Influence of season of birth on onset of gonadotrophic and ovarian functions in young doe hares (Lepus europaeus).

The pituitary and ovarian responses to a monthly i.v. injection of 5 micrograms luteinizing-hormone-releasing hormone (LHRH) were studied in three groups of young doe hares, born in January-February (group I), in April (group II) or at the end of the breeding season (August-September, group III). The LHRH injection was always followed by a release of LH and progesterone, which did not differ among the three groups at 3 months of age. The pituitary and ovarian responses to LHRH increased gradually from the age of 3 months in groups I and III and from the age of 9 months in group II. One female of the ten born in January-February ovulated and reached puberty in June, at the age of 4 months, but with a weak pituitary response.
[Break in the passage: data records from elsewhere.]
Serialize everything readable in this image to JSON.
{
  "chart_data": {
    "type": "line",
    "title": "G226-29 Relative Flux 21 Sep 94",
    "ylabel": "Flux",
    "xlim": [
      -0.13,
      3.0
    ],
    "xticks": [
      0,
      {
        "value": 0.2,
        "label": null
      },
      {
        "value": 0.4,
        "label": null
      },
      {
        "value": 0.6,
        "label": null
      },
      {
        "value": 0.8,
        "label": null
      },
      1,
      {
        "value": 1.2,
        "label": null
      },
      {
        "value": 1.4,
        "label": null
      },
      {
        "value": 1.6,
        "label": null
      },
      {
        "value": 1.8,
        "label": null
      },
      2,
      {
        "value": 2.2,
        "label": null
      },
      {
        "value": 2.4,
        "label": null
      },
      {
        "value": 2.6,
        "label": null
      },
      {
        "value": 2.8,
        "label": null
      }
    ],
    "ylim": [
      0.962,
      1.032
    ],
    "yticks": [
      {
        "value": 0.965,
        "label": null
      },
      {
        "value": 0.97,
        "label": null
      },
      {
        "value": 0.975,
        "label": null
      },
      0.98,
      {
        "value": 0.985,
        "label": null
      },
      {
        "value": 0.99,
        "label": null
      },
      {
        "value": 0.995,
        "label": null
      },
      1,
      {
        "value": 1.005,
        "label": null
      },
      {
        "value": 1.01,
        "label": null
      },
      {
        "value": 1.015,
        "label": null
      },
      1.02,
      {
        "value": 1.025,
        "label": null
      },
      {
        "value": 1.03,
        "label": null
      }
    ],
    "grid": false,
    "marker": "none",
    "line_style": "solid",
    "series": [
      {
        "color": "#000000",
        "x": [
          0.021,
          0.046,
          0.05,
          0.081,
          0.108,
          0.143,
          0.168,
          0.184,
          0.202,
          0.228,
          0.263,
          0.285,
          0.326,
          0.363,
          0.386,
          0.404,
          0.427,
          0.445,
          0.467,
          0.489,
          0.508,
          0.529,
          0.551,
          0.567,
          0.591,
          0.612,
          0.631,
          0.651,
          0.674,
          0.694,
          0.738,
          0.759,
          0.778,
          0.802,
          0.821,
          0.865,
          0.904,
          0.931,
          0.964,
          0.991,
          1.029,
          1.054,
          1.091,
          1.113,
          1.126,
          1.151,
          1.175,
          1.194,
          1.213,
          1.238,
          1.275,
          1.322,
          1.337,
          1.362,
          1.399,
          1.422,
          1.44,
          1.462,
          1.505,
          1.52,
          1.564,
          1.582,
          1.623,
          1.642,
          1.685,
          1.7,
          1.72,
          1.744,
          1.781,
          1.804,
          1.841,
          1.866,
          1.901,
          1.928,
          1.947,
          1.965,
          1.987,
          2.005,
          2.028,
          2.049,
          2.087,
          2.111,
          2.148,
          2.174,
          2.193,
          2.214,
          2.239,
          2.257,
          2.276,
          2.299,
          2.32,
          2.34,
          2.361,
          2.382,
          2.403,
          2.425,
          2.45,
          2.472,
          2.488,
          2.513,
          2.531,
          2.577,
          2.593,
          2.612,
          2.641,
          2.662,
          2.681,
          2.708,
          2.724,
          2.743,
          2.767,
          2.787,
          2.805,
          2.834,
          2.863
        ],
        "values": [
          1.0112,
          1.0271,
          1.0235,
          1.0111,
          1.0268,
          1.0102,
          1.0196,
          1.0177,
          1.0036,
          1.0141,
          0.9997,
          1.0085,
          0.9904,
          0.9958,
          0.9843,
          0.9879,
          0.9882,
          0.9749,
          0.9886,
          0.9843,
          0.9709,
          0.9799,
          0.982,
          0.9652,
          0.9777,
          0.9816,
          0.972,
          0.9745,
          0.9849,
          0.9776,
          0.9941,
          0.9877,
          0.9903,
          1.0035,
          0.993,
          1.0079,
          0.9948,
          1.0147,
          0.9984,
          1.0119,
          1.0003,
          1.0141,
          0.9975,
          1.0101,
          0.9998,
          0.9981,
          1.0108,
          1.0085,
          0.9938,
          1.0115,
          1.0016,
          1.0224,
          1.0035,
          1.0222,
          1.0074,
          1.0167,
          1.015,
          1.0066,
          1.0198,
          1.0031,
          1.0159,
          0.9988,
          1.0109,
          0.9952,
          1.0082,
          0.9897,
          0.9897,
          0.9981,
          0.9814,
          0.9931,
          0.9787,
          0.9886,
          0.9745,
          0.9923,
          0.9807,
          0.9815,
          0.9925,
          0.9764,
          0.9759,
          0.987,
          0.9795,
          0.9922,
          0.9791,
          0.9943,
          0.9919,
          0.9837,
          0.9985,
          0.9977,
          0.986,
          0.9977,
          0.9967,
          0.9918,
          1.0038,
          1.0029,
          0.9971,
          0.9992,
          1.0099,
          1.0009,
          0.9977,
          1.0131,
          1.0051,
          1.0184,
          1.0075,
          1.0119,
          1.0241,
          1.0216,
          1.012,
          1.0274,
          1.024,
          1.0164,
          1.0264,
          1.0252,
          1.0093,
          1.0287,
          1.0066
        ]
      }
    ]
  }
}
The females born in April displayed a seasonally delayed puberty, at 9 months of age (two of five females ovulated in the next January). Four of the five females born at the end of the breeding season ovulated after LHRH when 5 months old (in February), with a full pituitary-ovarian response. The low pituitary response of group I in June-August, even if 10-20% of females ovulated after LHRH, suggests a need for a period of short days. Then, the most favourable conditions for the hare to reach puberty would be a period of short decreasing daylengths during the fall, followed by increasing daylengths after the winter solstice.